出遅れたルーシアがコップに水を入れて差し出す。
「ありがとう」
礼を言って一口飲んだリリスの背に、クッションを差し込んだベルゼビュートが心配そうに声をかけた。
「大丈夫かしら、具合が悪ければ寝ていてもいいのよ?」
「ありがとう、ベルゼ姉さん。辛かったら横になるわ」
穏やかに返すリリスは大きな目を悲しそうに伏せた。今の会話をすべて聞かれ、彼女がそれを嘆いているように思われる。しかしアスタロトは淡々とした口調で尋ねた。
「リリス様、今の会話を聞いておられましたか?」
「いいえ」
首を横に振る。リリスが覚えているのは、ルシファーの隣に座り記憶の話を始めたあたりまで。ルシファーの記憶が800年弱足りない……その発言に激しいショックを受けた。自分にとって人生すべてである14年間は、ルシファーの膨大な思い出のほんの一つまみ程度だという現実。
頭を殴られたような衝撃と悔しくて泣きそうな感情、複雑な想い……すべてが絡み合って、誤魔化すように紅茶のカップに手を伸ばした。心配する声すら煩わしい。誰も何も私に干渉しないで……そんな我が侭が口をつきそうになったところで、意識が途切れた。
きっと高ぶり過ぎた感情が焼き切れたのだろう。覚えているのはふわふわとした柔らかく温かい、泣きたくなるほど懐かしい感覚だけ。

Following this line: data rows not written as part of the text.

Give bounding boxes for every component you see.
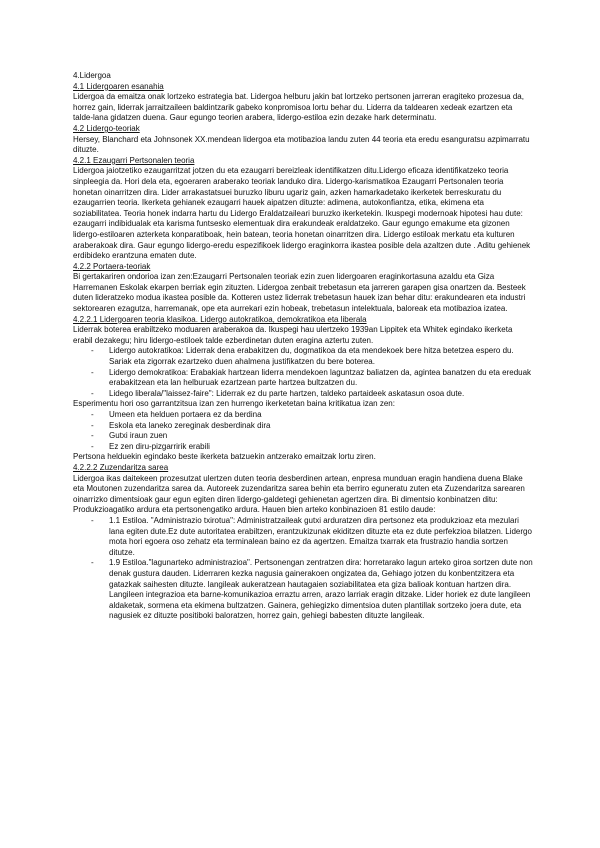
section-text-4-2: Hersey, Blanchard eta Johnsonek XX.mendean lidergoa eta motibazioa landu zuten 44 teoria eta eredu esanguratsu azpimarratu dituzte. <box>73 134 530 155</box>
section-text-4-1: Lidergoa da emaitza onak lortzeko estrategia bat. Lidergoa helburu jakin bat lortzeko pertsonen jarreran eragiteko prozesua da, horrez gain, liderrak jarraitzaileen baldintzarik gabeko konpromisoa lortu behar du. Liderra da taldearen xedeak ezartzen eta talde-lana gidatzen duena. Gaur egungo teorien arabera, lidergo-estiloa ezin dezake hark determinatu. <box>73 92 524 123</box>
section-heading-4-2-2-1: 4.2.2.1 Lidergoaren teoria klasikoa. Lidergo autokratikoa, demokratikoa eta liberala <box>73 314 367 324</box>
leadership-styles-list <box>73 346 533 399</box>
list-item: - Lidergo autokratikoa: Liderrak dena erabakitzen du, dogmatikoa da eta mendekoek bere hitza betetzea espero du. Sariak eta zigorrak ezartzeko duen ahalmena justifikatzen du bere boterea. <box>91 346 533 367</box>
list-item: - 1.1 Estiloa. "Administrazio txirotua": Administratzaileak gutxi arduratzen dira pertsonez eta produkzioaz eta mezulari lana egiten dute.Ez dute autoritatea erabiltzen, erantzukizunak ekiditzen dituzte eta ez dute perfekzioa bilatzen. Lidergo mota hori egoera oso zehatz eta terminalean baino ez da agertzen. Emaitza txarrak eta frustrazio handia sortzen ditutze. <box>91 516 533 558</box>
section-text-4-2-2-1-conclusion: Pertsona helduekin egindako beste ikerketa batzuekin antzerako emaitzak lortu ziren. <box>73 452 376 462</box>
section-heading-4-2-2-2: 4.2.2.2 Zuzendaritza sarea <box>73 462 169 472</box>
document-page <box>73 71 533 622</box>
critique-list <box>73 410 533 452</box>
section-heading-4-2-1: 4.2.1 Ezaugarri Pertsonalen teoria <box>73 155 195 165</box>
section-heading-4-1: 4.1 Lidergoaren esanahia <box>73 81 164 91</box>
list-item: - Eskola eta laneko zereginak desberdinak dira <box>91 421 533 432</box>
list-item: - Gutxi iraun zuen <box>91 431 533 442</box>
document-title: 4.Lidergoa <box>73 71 111 80</box>
section-text-4-2-2-1: Liderrak boterea erabiltzeko moduaren araberakoa da. Ikuspegi hau ulertzeko 1939an Lippitek eta Whitek egindako ikerketa erabil dezakegu; hiru lidergo-estiloek talde ezberdinetan duten eragina aztertu zuten. <box>73 325 513 345</box>
experiment-critique-intro: Esperimentu hori oso garrantzitsua izan zen hurrengo ikerketetan baina kritikatua izan zen: <box>73 399 395 409</box>
list-item: - Umeen eta helduen portaera ez da berdina <box>91 410 533 421</box>
list-item: - 1.9 Estiloa."lagunarteko administrazioa". Pertsonengan zentratzen dira: horretarako lagun arteko giroa sortzen dute non denak gustura dauden. Liderraren kezka nagusia gainerakoen ongizatea da, Gehiago jotzen du konbentzitzera eta gatazkak saihesten dituzte. langileak aukeratzean hautagaien soziabilitatea eta giza balioak kontuan hartzen dira. Langileen integrazioa eta barne-komunikazioa erraztu arren, arazo larriak eragin ditzake. Lider horiek ez dute langileen aldaketak, sormena eta ekimena bultzatzen. Gainera, gehiegizko dimentsioa duten plantillak sortzeko joera dute, eta nagusiek ez dituzte positiboki baloratzen, horrez gain, gehiegi babesten dituzte langileak. <box>91 558 533 622</box>
list-item: - Lidego liberala/"laissez-faire": Liderrak ez du parte hartzen, taldeko partaideek askatasun osoa dute. <box>91 389 533 400</box>
section-text-4-2-2: Bi gertakariren ondorioa izan zen:Ezaugarri Pertsonalen teoriak ezin zuen lidergoaren eraginkortasuna azaldu eta Giza Harremanen Eskolak ekarpen berriak egin zituzten. Lidergoa zenbait trebetasun eta jarreren garapen gisa onartzen da. Besteek duten lideratzeko modua ikastea posible da. Kotteren ustez liderrak trebetasun hauek izan behar ditu: erakundearen eta industri sektorearen ezagutza, harremanak, ope eta aurrekari ezin hobeak, trebetasun intelektuala, baloreak eta motibazioa izatea. <box>73 272 526 314</box>
grid-styles-list <box>73 516 533 622</box>
section-text-4-2-1: Lidergoa jaiotzetiko ezaugarritzat jotzen du eta ezaugarri bereizleak identifikatzen ditu.Lidergo eficaza identifikatzeko teoria sinpleegia da. Hori dela eta, egoeraren araberako teoriak landuko dira. Lidergo-karismatikoa Ezaugarri Pertsonalen teoria honetan oinarritzen dira. Lider arrakastatsuei buruzko liburu ugariz gain, azken hamarkadetako ikerketek berreskuratu du ezaugarrien teoria. Ikerketa gehianek ezaugarri hauek aipatzen dituzte: adimena, autokonfiantza, etika, ekimena eta soziabilitatea. Teoria honek indarra hartu du Lidergo Eraldatzaileari buruzko ikerketekin. Ikuspegi modernoak hipotesi hau dute: ezaugarri indibidualak eta karisma funtsesko elementuak dira erakundeak eraldatzeko. Gaur egungo emakume eta gizonen lidergo-estiloaren azterketa konparatiboak, hein batean, teoria honetan oinarritzen dira. Lidergo estiloak merkatu eta kulturen araberakoak dira. Gaur egungo lidergo-eredu espezifikoek lidergo eraginkorra ikastea posible dela azaltzen dute . Aditu gehienek erdibideko erantzuna ematen dute. <box>73 166 531 261</box>
section-text-4-2-2-2: Lidergoa ikas daitekeen prozesutzat ulertzen duten teoria desberdinen artean, enpresa munduan eragin handiena duena Blake eta Moutonen zuzendaritza sarea da. Autoreek zuzendaritza sarea behin eta berriro eguneratu zuten eta Zuzendaritza sarearen oinarrizko dimentsioak gaur egun egiten diren lidergo-galdetegi gehienetan agertzen dira. Bi dimentsio konbinatzen ditu: Produkzioagatiko ardura eta pertsonengatiko ardura. Hauen bien arteko konbinazioen 81 estilo daude: <box>73 473 525 515</box>
section-heading-4-2-2: 4.2.2 Portaera-teoriak <box>73 261 151 271</box>
list-item: - Ez zen diru-pizgarririk erabili <box>91 442 533 453</box>
list-item: - Lidergo demokratikoa: Erabakiak hartzean liderra mendekoen laguntzaz baliatzen da, agintea banatzen du eta ereduak erabakitzean eta lan helburuak ezartzean parte hartzea bultzatzen du. <box>91 368 533 389</box>
section-heading-4-2: 4.2 Lidergo-teoriak <box>73 123 140 133</box>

「少し前に倒れたあなたを運んだのは、ルシファー様です。覚えていないのに側を離れたくないとおっしゃり、この場で執務をされていました」
言葉通り、アスタロトが視線を向けた机の上に積み上げられた書類と、ペンやインクが並んでいる。印章は見当たらないが、この場で仕事をしていたのは間違いなかった。
「そう」
理解したと示しながら、嬉しくて口元が緩む。記憶がないなら知らない小娘に過ぎない私を、気遣ってくれたのだ。優しい人だから他意はなかったかも知れないけれど、婚約者の肩書があるから大切にしてもらえるだろうと確信が持てた。
だから平気――やり直せるわ。
「その後に、この部屋に乱入したピヨとアムドゥスキアスに蹴飛ばされた効果……でしょうか。記憶が戻りました。今度は記憶を失った期間が消えてしまいましたが」
「……え?」
これから新しい記憶を積み重ねればいいと悲壮な覚悟をした直後、今度は記憶が戻った話をされれば、誰でも理解が追いつかない。ぽかんとした顔でアスタロトを見つめ、部屋の全員を順番に眺めた。
本当だと頷くベルゼビュート。何故か青ざめて反省しているピヨと翡翠竜。むっとした顔のルーサルカ、シトリーがいて、ルーシアやレライエは困惑顔だが嘘は感じ取れない。アベルの後ろで腕を組んだイザヤとアンナが「愛よね」と囁き合っていた。